氷が滑る理由を考察

オリビア・ゴードン氏:寒い日に雪の積もった舗道を歩いたことはありますか? 見えなかった氷のかけらを踏んで、滑って、尻もちをついたことはありませんか?

科学者たちは滑りやすくなる原因は氷の表面の極薄の水の層だと考えています。しかし、それがどのように形成されるのかについては、まだ完全には理解できていないようです。多くの固体にはそのような層はありません。氷はほかの固体とは違うのです。

研究者たちはいくつかの考えにたどり着きました。圧力、摩擦、そして水の分子の相互作用などです。

数十年もの間、人々はアイススケートをしている時のように、氷に圧力をかけることで氷の上の層を溶かすことができると考えてきました。これは氷が液体の水よりも密度が低いという、不可思議な性質によって起こりえます。

熱力学的に、アイススケートのシューズの刃の真下のように、氷に圧力が加わると、体積が減ってその圧力を下げようとする作用が働きます。液体の水は氷よりも少ない面積で済みます。そして、溶解温度はやや低いので固形部分は少ししか解けません。だからその上を滑ることができるのです。

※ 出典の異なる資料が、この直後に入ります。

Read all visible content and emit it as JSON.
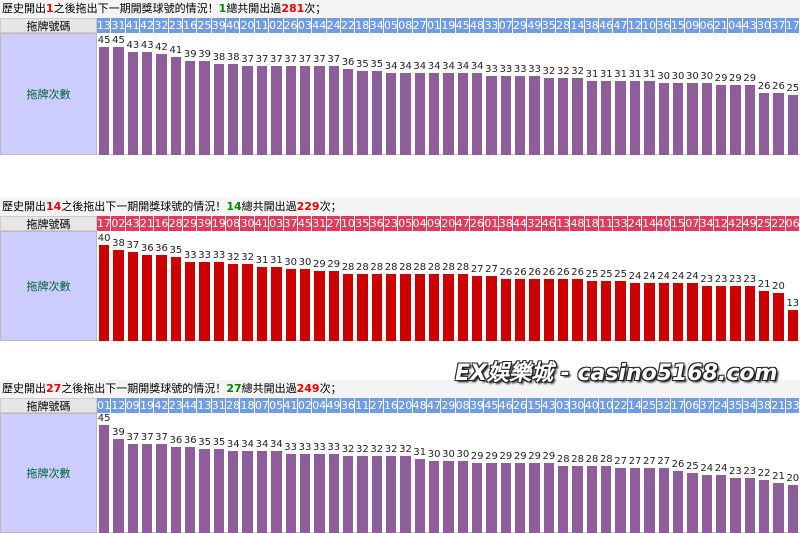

そして、スケートで氷の上を滑ると、水は再び凍ります。これで意味は通りますが、完全には理解されていません。体重の重いスケーターでさえ、溶解温度はたった数度低い程度なので、本当に冷たい氷しか凍ったままでいられないということになります。しかも、普通の靴を履いた人はアイススケートの細い刃よりも与えられる圧力は小さくなります。

ほかに可能性を上げるとすれば、靴が氷を擦ることによる摩擦は、氷を解かすほどの熱を生み出すということです。それが本当だとしても立っているときにも氷はやはり滑りやすいのです。この説明もまだ理由を十分には説明できていませんね。

3つ目の理論もあります。物理学者のマイケル・ファラデーは1850年の研究で、2つの氷の塊をお互いに圧迫すると、両方とも凍るということを発見しました。液体の表面の層は、空気に触れないと固形化するということがわかったのです。

これにより、現代の科学者たちは表面溶解という理論を研究し始めました。表面溶解とは、氷の表面の水の分子を1つの場所に留めるようなほかの分子がその上方に存在しない場合、氷の表面の水の分子は内側の分子よりも動き回ることができるという考えです。表面の分子は不安定であるため、凍結温度よりも低い場合でも液体のような層を作るのに十分なエネルギーがあるのです。

簡単に言えば、氷は本質的に滑りやすいということです。これらの説明はまだ証明されたとも証明されていないとも言えません。科学者たちはその説明を混ぜ合わせて考えており、水の不可思議さはすべて未解決だということです。

次に氷のかけらに足をとられそうになったら、氷はとても冷たい個体であるということだけは忘れないでくださいね。